Interaction is required
The course is designed to enable the course participants to share their learning and discoveries and build upon the learning and ideas of others. To achieve this users are expected to interact by posting reflections, responding to others, sharing content including games designed and developed. Although we will try to present a wide variety of information, ideas and material we know that there is other material in other places that will benefit the course and we hope that this will be unearthed during the course. We hope that participants will share content from other sources and introduce ideas from outside of the course.
We also hope that participants will tailor this course to their own needs and their own situation, that participants will feel free to pursue their unique interests, including modifying and creating their own tasks. When and if this happens we expect that this will greatly increase the knowledge about game design and development using Kodu Game Lab. We don’t expect that everyone will be doing the same thing at the same time, rather we expect that course participants will orgainise and control their own learning while still sharing what they are learning.
But feel free to not use this site
Everything you will need to participate in this course, besides a computer capable of running Kodu (sorry, you need to provide this yourself) is provided on this site. All participants have a space to post ideas, reflections and other material, to share links, updates and games but we understand you may have your own blog which you prefer to use. If you do have your own online space then that is great, but please let us know (via the settings page) the url of your blog so that we can aggregate the content that is produced outside of the course site and share it with other participants. You can also do this with your twitter and delicious accounts although your accounts must be public for us to aggregate.
The other method of communication will be the newsletter, which will be sent out periodically containing course updates.
The settings link in the right menu can be used to set your blog url, twitter account, delicious account and email address for the newsletter. If there is a website you use that is not listed and would like content aggregated please let us know and we will endeavour to make it available.

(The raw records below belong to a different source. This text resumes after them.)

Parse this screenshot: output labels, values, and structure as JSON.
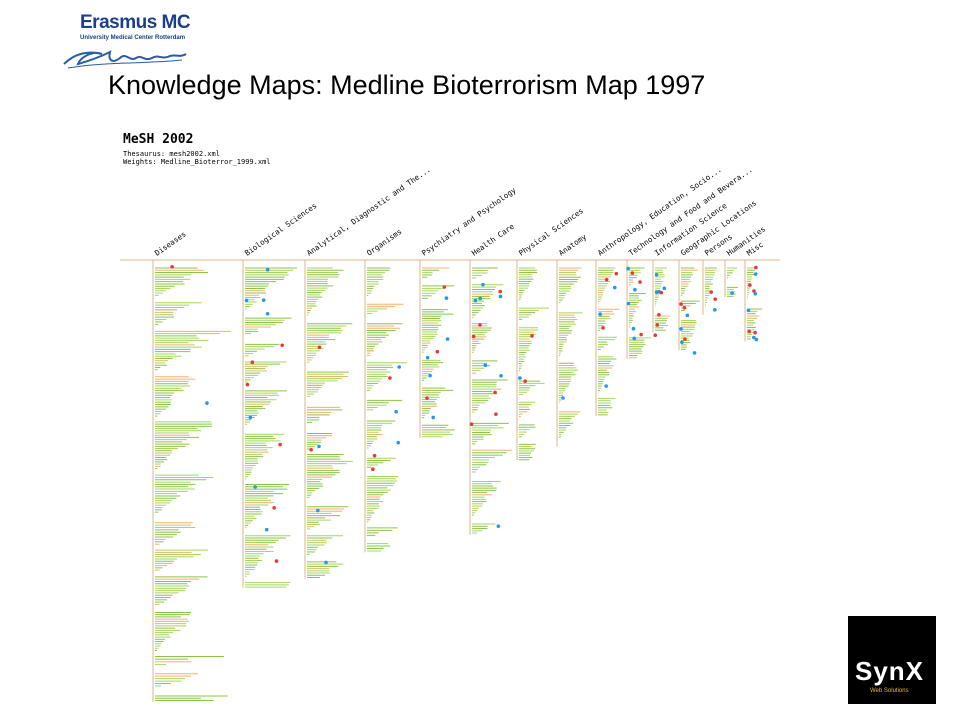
{
  "logo": {
    "brand": "Erasmus MC",
    "subtitle": "University Medical Center Rotterdam",
    "script": "Erasmus"
  },
  "slide_title": "Knowledge Maps: Medline Bioterrorism Map 1997",
  "map_header": {
    "heading": "MeSH 2002",
    "thesaurus": "Thesaurus: mesh2002.xml",
    "weights": "Weights: Medline_Bioterror_1999.xml"
  },
  "categories": [
    {
      "label": "Diseases",
      "depth": 1.0,
      "dots": 0.15
    },
    {
      "label": "Biological Sciences",
      "depth": 0.74,
      "dots": 0.9
    },
    {
      "label": "Analytical, Diagnostic and The...",
      "depth": 0.72,
      "dots": 0.35
    },
    {
      "label": "Organisms",
      "depth": 0.66,
      "dots": 0.45
    },
    {
      "label": "Psychiatry and Psychology",
      "depth": 0.4,
      "dots": 0.55
    },
    {
      "label": "Health Care",
      "depth": 0.62,
      "dots": 0.9
    },
    {
      "label": "Physical Sciences",
      "depth": 0.45,
      "dots": 0.2
    },
    {
      "label": "Anatomy",
      "depth": 0.42,
      "dots": 0.1
    },
    {
      "label": "Anthropology, Education, Socio...",
      "depth": 0.35,
      "dots": 0.4
    },
    {
      "label": "Technology and Food and Bevera...",
      "depth": 0.22,
      "dots": 0.6
    },
    {
      "label": "Information Science",
      "depth": 0.16,
      "dots": 0.6
    },
    {
      "label": "Geographic Locations",
      "depth": 0.2,
      "dots": 0.5
    },
    {
      "label": "Persons",
      "depth": 0.12,
      "dots": 0.2
    },
    {
      "label": "Humanities",
      "depth": 0.08,
      "dots": 0.1
    },
    {
      "label": "Misc",
      "depth": 0.18,
      "dots": 0.7
    }
  ],
  "colors": {
    "branch": "#8bc34a",
    "branch_light": "#a4d65e",
    "line": "#d9b98a",
    "accent_blue": "#2196f3",
    "accent_red": "#e53935",
    "orange": "#f0b070"
  },
  "corner_logo": {
    "word": "SynX",
    "tagline": "Web Solutions"
  }
}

We know everything you create outside of course won’t be about Game Design and Kodu Game Lab, so we suggest specifying a tag or category and using it to identify the content of the course. #koducourse may be a good tag to use! Of course, if you plan to post on this course site then you don’t need to worry about this.
Why are we running this course?
Firstly, we are passionate about programming and game development and believe that Kodu Game Lab offers a powerful but highly accessible way to make interesting and enjoyable games. We’d love to see more games created and shared using Kodu Game Lab and we hope that this course will result in greater use and higher quality games. Secondly, we’re very interested in how online learning takes place and we are interested in understanding how a connectivist approach can be used for scalable online self directed/networked learning. This is our first course using this format but we plan others in the coming months.
A final note: The software that we’re are developing to manage this course will be made available under a GPL license when it is stable.